En juin 2025 les Etats-Unis avaient relayé Israël pour le brider ; en février 2026, engagés dans la campagne trumpienne mondiale de déstabilisation, ils ont embrayé sur Israël en amplifiant les dégâts, et il est permis de supposer que s'ils ont agi ainsi, outre la dynamique de leurs interventions mondiales en tous sens, c'est parce que l'écrasement sanglant de l'insurrection démocratique révolutionnaire des peuples d'Iran les libérait de la peur de la révolution, la peur de peuples debout voulant prendre en main leur destin.
L'objectif de destruction ou de non-destruction de l'appareil d'Etat et militaro-milicien de la République islamique d'Iran n'a tout simplement jamais été, ni adopté, ni écarté. L'incertitude au sommet, incarnée dans les propos incohérents de Trump, est une donnée structurelle de la situation. Il ne s'agit pas d'une guerre impérialiste du même type que les deux guerres dites du golfe de Bush père puis fils contre l'Irak, en 1991 puis 2003. Nous avons changé de période et être en retard d'une guerre est politiquement mortifère. En 1991 et en 2003, l'impérialisme nord-américain entendait affirmer sa domination planétaire, non contestée. En 2026, s'il est toujours le cœur logistique des mouvements de capitaux, il n'est plus le foyer principal d'extraction et de circulation de la plus-value, qui est en Chine et autour de la Chine. Washington cherche à se rappeler comme puissance de premier plan non par l'ordre, mais par le désordre, dans le cadre d'une situation mouvante marquée par la présence de deux autres impérialismes d'une importance également planétaire, la Chine et la Russie.
Le fait que l'Iran soit attaqué, que son « Guide suprême » soit assassiné, et tout ce qui s'ensuit, le tout sans réaction notable de Beijing ni de Moscou, a pu être interprété comme un affaiblissement des deux autres impérialismes majeurs devant les foucades brutales de l'hégémon n°1. Mais le fait que celui-ci, avec Israël, ne parvienne nullement, pour l'heure, à détruire l'Etat islamique d'Iran, devient, 20 jours après, puis 21 jours, et ainsi de suite, un « contre la montre » qui sape fondamentalement la réaffirmation de puissance de Washington.
La Russie aide l'Iran en matière de renseignement mais ne lui a pas été d'un grand secours, ne payant pas en retour les drones Shahed lâchés sur l'Ukraine.
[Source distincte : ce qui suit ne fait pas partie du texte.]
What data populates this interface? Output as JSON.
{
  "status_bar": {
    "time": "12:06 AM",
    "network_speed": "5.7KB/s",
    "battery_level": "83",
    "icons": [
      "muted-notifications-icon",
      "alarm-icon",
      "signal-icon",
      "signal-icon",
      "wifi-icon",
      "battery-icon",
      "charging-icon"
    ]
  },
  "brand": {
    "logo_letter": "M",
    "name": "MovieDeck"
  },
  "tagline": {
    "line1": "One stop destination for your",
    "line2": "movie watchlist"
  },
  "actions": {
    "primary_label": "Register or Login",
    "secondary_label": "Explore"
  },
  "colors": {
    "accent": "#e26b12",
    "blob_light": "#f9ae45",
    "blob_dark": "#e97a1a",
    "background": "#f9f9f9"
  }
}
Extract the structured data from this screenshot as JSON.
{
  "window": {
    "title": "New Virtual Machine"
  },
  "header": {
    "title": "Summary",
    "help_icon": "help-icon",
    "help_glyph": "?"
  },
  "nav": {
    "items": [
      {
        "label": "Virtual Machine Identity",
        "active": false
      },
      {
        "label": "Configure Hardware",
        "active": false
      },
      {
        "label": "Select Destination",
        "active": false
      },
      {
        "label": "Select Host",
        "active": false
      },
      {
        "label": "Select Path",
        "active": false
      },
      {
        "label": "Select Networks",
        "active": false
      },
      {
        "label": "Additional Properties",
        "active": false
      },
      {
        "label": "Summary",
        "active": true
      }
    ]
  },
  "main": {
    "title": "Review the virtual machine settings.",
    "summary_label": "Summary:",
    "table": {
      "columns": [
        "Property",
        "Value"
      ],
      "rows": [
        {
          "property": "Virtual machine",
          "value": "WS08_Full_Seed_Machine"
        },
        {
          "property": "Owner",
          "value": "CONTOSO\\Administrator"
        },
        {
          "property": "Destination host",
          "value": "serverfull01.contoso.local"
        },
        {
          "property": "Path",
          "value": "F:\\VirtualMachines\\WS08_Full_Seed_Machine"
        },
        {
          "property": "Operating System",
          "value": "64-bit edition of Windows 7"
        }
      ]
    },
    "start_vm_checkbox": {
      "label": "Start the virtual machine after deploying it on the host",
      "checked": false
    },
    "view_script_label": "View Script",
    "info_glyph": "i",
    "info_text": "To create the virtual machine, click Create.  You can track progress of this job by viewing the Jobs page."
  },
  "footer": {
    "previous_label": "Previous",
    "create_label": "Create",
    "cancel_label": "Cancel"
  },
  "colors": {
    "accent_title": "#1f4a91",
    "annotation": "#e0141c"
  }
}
Cependant, elle est économiquement gagnante par la hausse des tarifs du pétrole et du gaz, renforcée par la levée de fait de toute sanction économique de la part de Washington. Pis encore, la Russie est en fait la seule puissance au monde à ne pas être agressée par les tentatives trumpiennes de guerre commerciale et de tarifs douaniers « fous » !
Politiquement affaiblie, et aussi moralement (si l'on peut employer un tel terme s'agissant de Poutine), par l'attaque initiale, elle est ensuite doublement confortée et renforcée en tant qu'impérialisme militaro-étatique et énergétique par la durée de la guerre : l'Etat iranien tient, les prix énergétiques montent, l'Europe est exposée, et l'Ukraine devrait reculer.
Mais en fait l'Ukraine ne recule pas, et gagne même des km carrés par ci par là : la méthode de guerre russe par vagues d'assauts est un échec total. A peine trois semaines de guerre US contre l'Iran ont vu la consommation de plus d'armes que tout ce que les Etats-Unis ont livré à l'Ukraine depuis 2022, et peut-être même depuis 2014. Le premier facteur de la résistance ukrainienne, dans ce qui reste le front militaire antifasciste clef de la planète, reste la mobilisation populaire, devant les livraisons d'armes tant américaines, qui ont cessé, qu'européennes, elles-mêmes mesurées à la peur d'infliger une défaite à la Russie.
L'impérialisme russe est économiquement renforcé par cette guerre, mais il ne parvient pas, malgré l'aide de Trump, à en tirer les bénéfices militaires et politiques. Ceci peut le conduire à des aventures et il convient de suivre avec vigilance ce qui se passe autour de l'opération de cyberguerre d'une prétendue « République populaire de Narva », en Estonie.
En tout cas, l'objectif structurel de l'impérialisme nord-américain porté par Trump, mais ne se limitant pas à lui, consistant à séparer la Russie de la Chine, en livrant l'Ukraine à son occupation et l'Europe à son influence, piétine et n'aboutit pas. La Chine semble attendre, et certains commentateurs l'imaginent en sage paisible, ce qui est totalement contraire à la réalité : les contradictions s'y accumulent.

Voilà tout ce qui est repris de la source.